Season tickets is not something we have gotten on to yet... but our maps have the ability to 'hold' particular seats that can then be manually assigned. This may be the best work around to give patrons the same seats for their season pass.

As always, any more thoughts are appreciated

Jam.

 

[cpf]

Oh, just re-read your post, is this an automatic system to guide human operators? If so, could you just condense everything mentioned in this thread into a few bullet point tips that are automatically filtered based on the situation, then shown to the operator during seat selection? You could also combine it with some UI tricks like automatically grouping the seats to "fit" any selected open block, colour coding seats based on seating efficiency, stuff like that. That way you can keep the "human factor" involved while avoiding mistakes. Not sure that I understand what these rules are for, though.

 

[jamienz]

Oh, just re-read your post, is this an automatic system to guide human operators? If so, could you just condense everything mentioned in this thread into a few bullet point tips that are automatically filtered based on the situation, then shown to the operator during seat selection? You could also combine it with some UI tricks like automatically grouping the seats to "fit" any selected open block, colour coding seats based on seating efficiency, stuff like that. That way you can keep the "human factor" involved while avoiding mistakes. Not sure that I understand what these rules are for, though.

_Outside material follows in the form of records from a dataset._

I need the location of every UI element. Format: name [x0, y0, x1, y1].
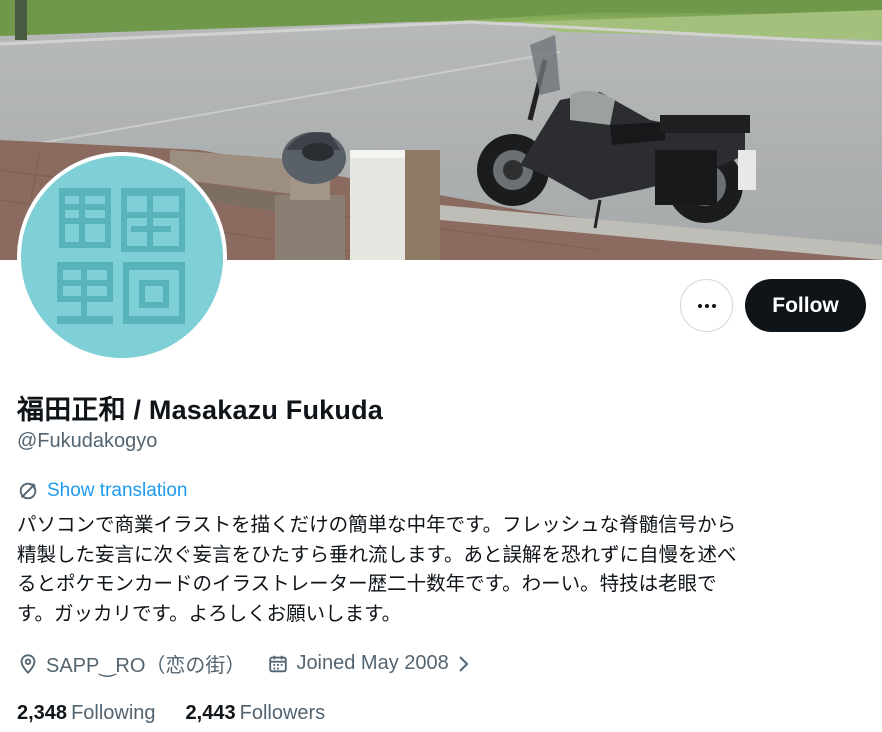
more-dots-icon — [697, 303, 716, 308]
more-options-button[interactable] — [680, 279, 733, 332]
follow-stats: 2,348 Following 2,443 Followers — [17, 702, 355, 725]
location: SAPP‿RO（恋の街） — [17, 649, 245, 678]
location-pin-icon — [20, 653, 36, 674]
show-translation-label: Show translation — [47, 480, 188, 501]
avatar-image — [21, 156, 223, 358]
location-text: SAPP‿RO（恋の街） — [46, 655, 246, 677]
follow-button[interactable]: Follow — [745, 279, 866, 332]
calendar-icon — [269, 655, 288, 672]
display-name: 福田正和 / Masakazu Fukuda — [17, 395, 383, 425]
bio-line: 精製した妄言に次ぐ妄言をひたすら垂れ流します。あと誤解を恐れずに自慢を述べ — [17, 543, 737, 566]
bio-line: パソコンで商業イラストを描くだけの簡単な中年です。フレッシュな脊髄信号から — [17, 514, 737, 536]
following-count: 2,348 — [17, 702, 68, 724]
profile-meta: SAPP‿RO（恋の街） Joined May 2008 — [17, 649, 494, 678]
avatar[interactable] — [17, 152, 227, 362]
followers-label: Followers — [239, 702, 326, 724]
seal-logo-icon — [21, 156, 223, 358]
bio: パソコンで商業イラストを描くだけの簡単な中年です。フレッシュな脊髄信号から 精製… — [17, 511, 867, 629]
following-link[interactable]: 2,348 Following — [17, 702, 156, 725]
joined-text: Joined May 2008 — [296, 652, 449, 674]
followers-link[interactable]: 2,443 Followers — [186, 702, 326, 725]
followers-count: 2,443 — [185, 702, 236, 724]
bio-line: るとポケモンカードのイラストレーター歴二十数年です。わーい。特技は老眼で — [17, 573, 717, 595]
show-translation-link[interactable]: Show translation — [17, 480, 187, 502]
chevron-right-icon — [459, 655, 469, 672]
translate-icon — [19, 482, 37, 500]
following-label: Following — [71, 702, 156, 724]
user-handle: @Fukudakogyo — [17, 430, 158, 452]
bio-line: す。ガッカリです。よろしくお願いします。 — [17, 602, 402, 625]
joined-date[interactable]: Joined May 2008 — [267, 652, 471, 675]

Thanks for the suggestions!

The application is designed to run stand-alone on our patron front-end (it picks the seats according to the patrons requested tier, etc), but does run in an 'assistance' mode for our operator back-end. On the back-end, the system will 'suggest' the best seats available and also highlight seats dependant on their rank so the operator can make their final decision.

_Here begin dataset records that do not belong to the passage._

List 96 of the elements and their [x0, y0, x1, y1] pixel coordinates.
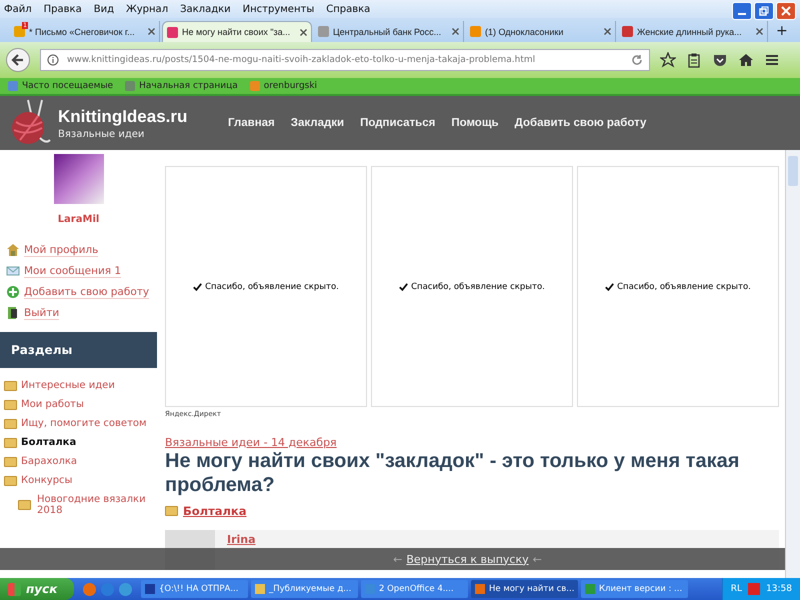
check-icon: [605, 282, 614, 290]
category-date-link[interactable]: Вязальные идеи - 14 декабря: [165, 436, 787, 449]
minimize-icon: [738, 13, 746, 15]
back-button[interactable]: [6, 48, 30, 72]
address-field[interactable]: www.knittingideas.ru/posts/1504-ne-mogu-naiti-svoih-zakladok-eto-tolko-u-menja-takaja-problema.html: [40, 49, 650, 71]
nav-link[interactable]: Главная: [228, 117, 275, 129]
ad-hidden-message: Спасибо, объявление скрыто.: [411, 282, 545, 292]
taskbar-button[interactable]: Клиент версии : ...: [581, 580, 688, 598]
info-icon: [47, 54, 59, 66]
plus-circle-icon: [6, 285, 20, 299]
close-button[interactable]: [776, 2, 796, 20]
scrollbar[interactable]: [785, 150, 800, 578]
section-link[interactable]: Ищу, помогите советом: [21, 418, 147, 429]
close-tab-icon[interactable]: [148, 28, 155, 35]
ad-hidden-message: Спасибо, объявление скрыто.: [617, 282, 751, 292]
sections-header: Разделы: [0, 332, 157, 368]
post-title: Не могу найти своих "закладок" - это только у меня такая проблема?: [165, 449, 740, 497]
favicon-icon: [167, 26, 178, 38]
menu-item[interactable]: Инструменты: [242, 4, 314, 14]
restore-button[interactable]: [754, 2, 774, 20]
folder-icon: [4, 438, 17, 448]
folder-icon: [4, 418, 17, 428]
taskbar-button[interactable]: 2 OpenOffice 4....: [361, 580, 468, 598]
envelope-icon: [6, 264, 20, 278]
arrow-glyph: ←: [393, 552, 402, 566]
menu-item[interactable]: Файл: [4, 4, 32, 14]
menu-item[interactable]: Журнал: [126, 4, 168, 14]
arrow-glyph: ←: [532, 552, 542, 566]
browser-tab[interactable]: Не могу найти своих "за...: [162, 21, 312, 42]
photo-placeholder[interactable]: [54, 154, 104, 204]
bookmark-item[interactable]: Часто посещаемые: [22, 81, 114, 91]
close-tab-icon[interactable]: [756, 28, 763, 35]
restore-icon: [759, 6, 769, 16]
folder-icon: [4, 456, 17, 466]
comment-author-link[interactable]: Irina: [227, 533, 256, 546]
pocket-icon[interactable]: [712, 52, 728, 68]
section-link[interactable]: Болталка: [21, 437, 76, 448]
nav-link[interactable]: Подписаться: [360, 117, 436, 129]
windows-flag-icon: [8, 582, 21, 596]
taskbar-button[interactable]: {O:\!! НА ОТПРА...: [141, 580, 248, 598]
nav-link[interactable]: Закладки: [290, 117, 344, 129]
section-link[interactable]: Интересные идеи: [21, 380, 115, 391]
sidebar-link[interactable]: Мой профиль: [24, 244, 98, 256]
nav-link[interactable]: Добавить свою работу: [514, 117, 646, 129]
section-link[interactable]: Новогодние вязалки 2018: [37, 494, 147, 516]
close-icon: [781, 6, 791, 16]
check-icon: [399, 282, 408, 290]
sidebar-link[interactable]: Выйти: [24, 306, 60, 320]
username-link[interactable]: LaraMil: [58, 214, 100, 225]
language-indicator[interactable]: RL: [730, 584, 742, 594]
menu-item[interactable]: Справка: [326, 4, 370, 14]
menu-icon[interactable]: [764, 52, 780, 68]
favicon-icon: [622, 26, 633, 37]
sidebar-link[interactable]: Мои сообщения 1: [24, 264, 122, 278]
category-link[interactable]: Болталка: [183, 504, 247, 518]
bookmark-icon: [8, 81, 18, 91]
site-subtitle: Вязальные идеи: [58, 128, 146, 140]
clipboard-icon[interactable]: [686, 52, 702, 68]
taskbar-button[interactable]: Не могу найти св...: [471, 580, 578, 598]
favicon-icon: [318, 26, 329, 37]
bookmark-icon: [250, 81, 260, 91]
bookmark-item[interactable]: orenburgski: [264, 81, 318, 91]
clock: 13:58: [766, 584, 792, 594]
close-tab-icon[interactable]: [300, 28, 307, 36]
menu-item[interactable]: Закладки: [180, 4, 231, 14]
folder-icon: [18, 500, 31, 510]
menu-item[interactable]: Правка: [44, 4, 82, 14]
back-link[interactable]: Вернуться к выпуску: [406, 552, 529, 566]
minimize-button[interactable]: [732, 2, 752, 20]
folder-icon: [165, 506, 178, 516]
folder-icon: [4, 400, 17, 410]
reload-icon[interactable]: [631, 54, 643, 66]
back-arrow-icon: [11, 53, 25, 67]
new-tab-button[interactable]: +: [776, 23, 788, 42]
star-icon[interactable]: [660, 52, 676, 68]
home-icon[interactable]: [738, 52, 754, 68]
sidebar-link[interactable]: Добавить свою работу: [24, 286, 150, 298]
site-title[interactable]: KnittingIdeas.ru: [58, 106, 218, 126]
folder-icon: [4, 380, 17, 390]
menu-item[interactable]: Вид: [94, 4, 114, 14]
section-link[interactable]: Конкурсы: [21, 475, 72, 486]
start-button[interactable]: пуск: [0, 578, 74, 600]
favicon-icon: [470, 26, 481, 37]
close-tab-icon[interactable]: [452, 28, 459, 35]
check-icon: [193, 282, 202, 290]
bookmark-icon: [125, 81, 136, 91]
section-link[interactable]: Мои работы: [21, 399, 84, 410]
door-icon: [6, 306, 20, 320]
bookmark-item[interactable]: Начальная страница: [139, 81, 238, 91]
taskbar-button[interactable]: _Публикуемые д...: [251, 580, 358, 598]
ad-hidden-message: Спасибо, объявление скрыто.: [205, 282, 339, 292]
home-icon: [6, 243, 20, 257]
close-tab-icon[interactable]: [604, 28, 611, 35]
nav-link[interactable]: Помощь: [451, 117, 499, 129]
folder-icon: [4, 476, 17, 486]
section-link[interactable]: Барахолка: [21, 456, 78, 467]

At the end of the day, the implementation of this is to increase efficiency when assigning seats - as opposed to trawling through manual seat charts, etc. There will always be human oversight to steer the algorithm in the right way (for example, adjusting ranks if the map is getting messy or assigning different seats if the application has messed up) but it's to add a little automation to it all.

Jam.

 

[Cashwalker]

A suggestion, on our ticket reservation page, I let the patron choose general seating preferences, such as in the middle, to either side, on an aisle, near the front, near the back, etc. It's just a form input through sendmail, we still have a human setting up the seating charts...

 

[museav]

Many years ago, literally back in the days of terminals, VAX and PDP mainframes and tractor feed printers, I was a 'guinea pig' for a proposed Systems Engineering curriculum that focused on areas such an applying optimization to real world problems (routing snow plows and the truck that paint the lines on the streets in the most efficient and effective manner were two projects that sprang out of that early work). The general process was to break the problem down into a series of equations that could then be simultaneously solved, using some newfangled parallel processing technology to speed it up, to optimize various selected factors. The determination of all of the relevant equations and any related weighting factors was the challenge then and seems to be the aspect you are addressing.

You want to include some simple yes/no differentiators such as whether they will accept 'widowed' seats or consider a different pricing tier if it meant being able to get more of what they want. But there may still be subjective aspects that simply cannot be calculated and would have to be defined, for example I have certain seats I prefer at one local theatre because you generally get the best sound there, something that due to both being subjective and a personal preference may not be easy to include in any predictive model. Unless you somehow can include factors for sightlines, ease of access, audio quality, adjacency to restrooms/beverages, relation to exits, etc.